In Farmington, New Mexico, we stayed in a motel that had a pool and a ping-pong table. One night we went to a high school baseball game and ate in a Pizza Hut while we watched cars cruising the tiny boulevard. High school kids cruising, talking and yelling to each other with the easy kind of familiarity that exists in small towns. I wanted to move there to have that experience. He called them kids. They were my age.
That night we fought about his wife. We were drunk. He had to buy the beers because I was only eighteen.
“Why are you even here with me if you aren’t sure you want to get a divorce?”
“Because I love you.”
“Fuck off,” and I probably threw something.
One night in Bel Air at Anna’s house: she was having some kind of movie party. There were a lot of us, drunk. I was mad. I never got mad like that when I was sober. I was mad and wanted to leave. I started swerving around the living room. Daniel got up and helped me to the car. He blocked the driver’s side.
“I’m fine to drive,” I said, giving him an evil look.
“You’re not driving.”
Then, and I still don’t know where this anger came from, where it was hiding inside of me, because I don’t think I’ve ever felt it since and am not sure I felt it before, I reached back and slapped him across the face. I tried to punch him but he caught my arms. I was loud, it was late on Linda Flora. Porch lights set well back from the street behind manicured gardens full of succulents and marble paving stones turned on. No one came out. They don’t do that in Bel Air I don’t think. They just put on their lights and call the cops.
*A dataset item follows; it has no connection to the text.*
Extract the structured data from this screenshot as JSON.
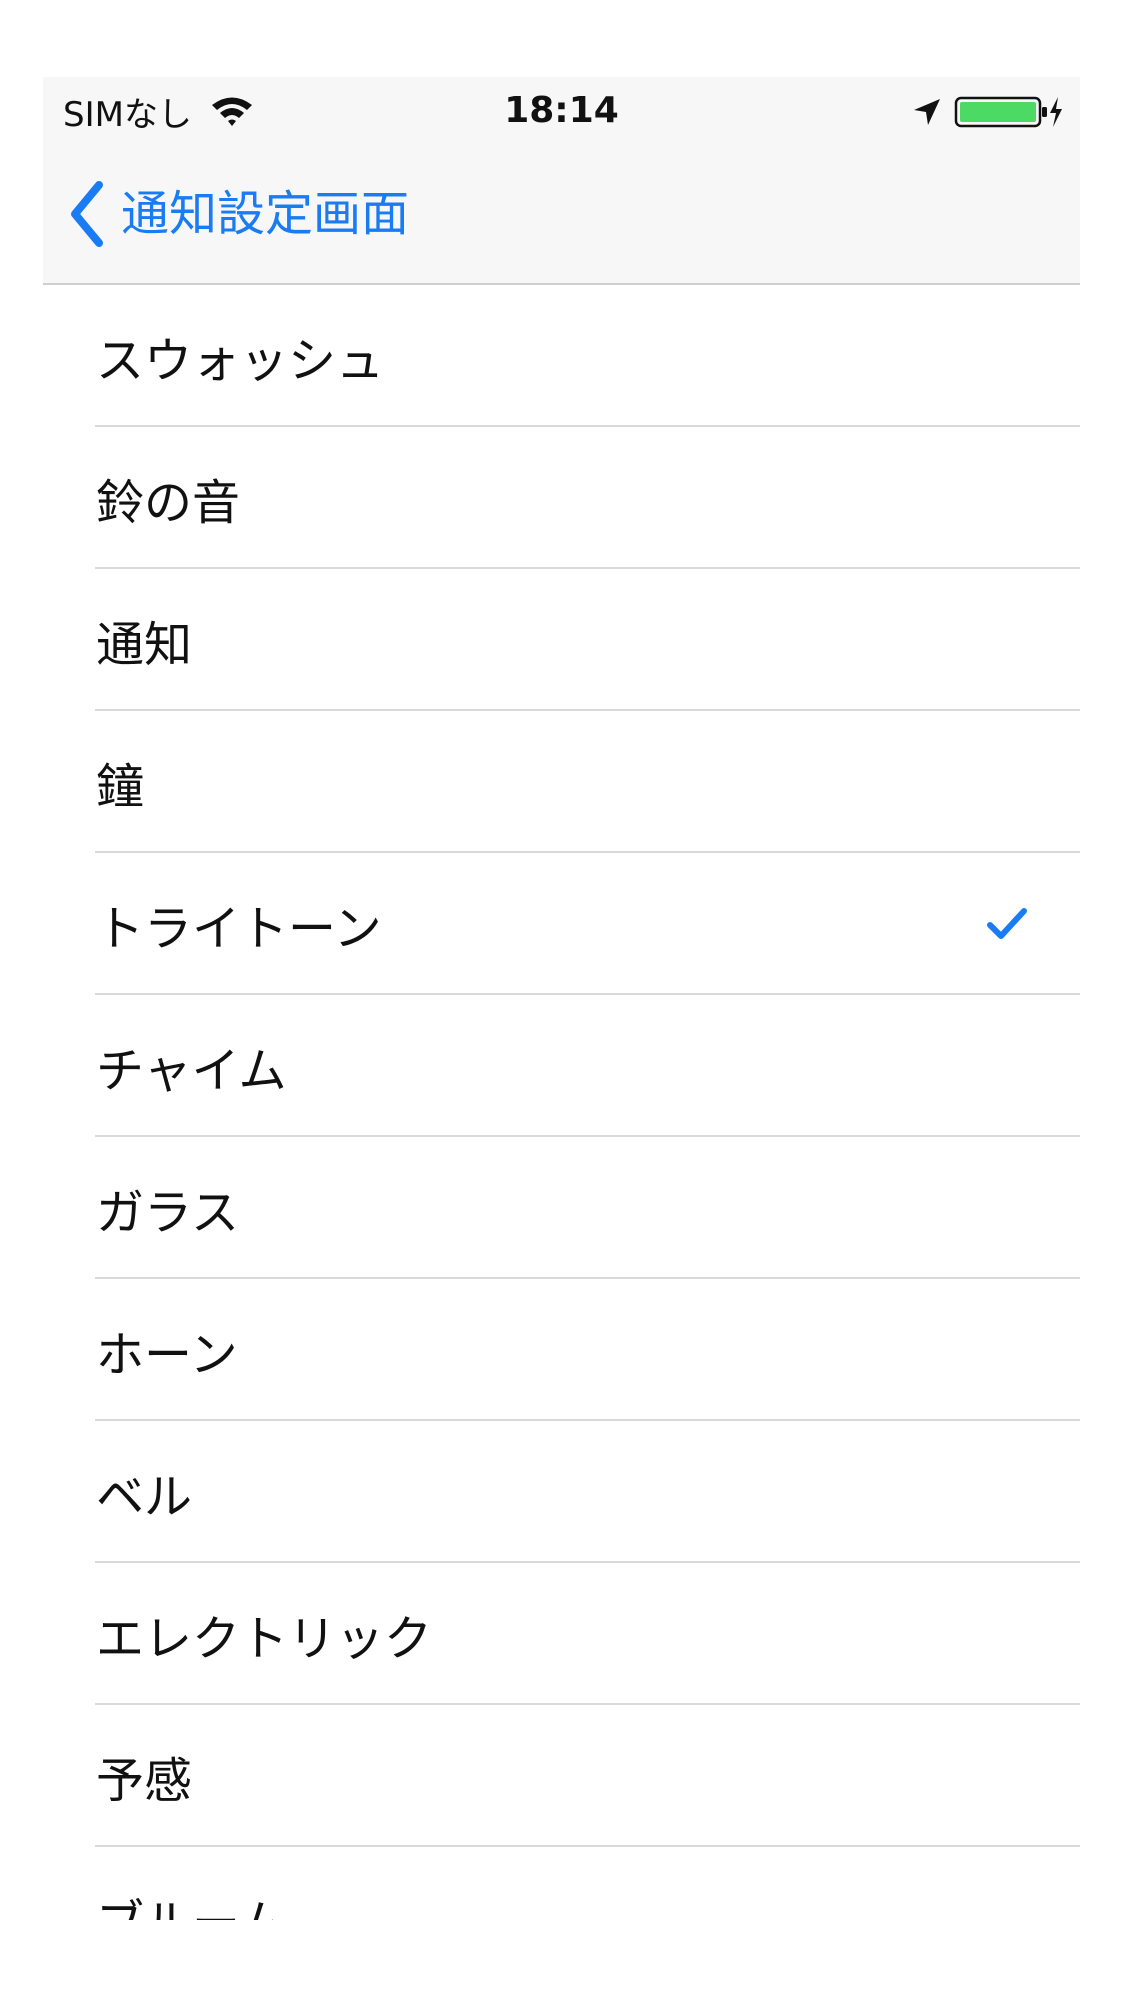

I don’t know the progression, but I ended up driving. I drove down those twisted streets slowly, trying to prove that I was capable of driving in my state. Daniel wasn’t talking. When we got to the stop sign at Bellagio and Moraga, I shifted into park and got out of the car and walked to the passenger side. He slid over and got behind the wheel.
Those days I wanted to feel everything, so if I wasn’t driving I would sit on the windowsill, my upper body outside of the car, hanging on to the roof, telling the driver to go faster so the wind would hit me harder.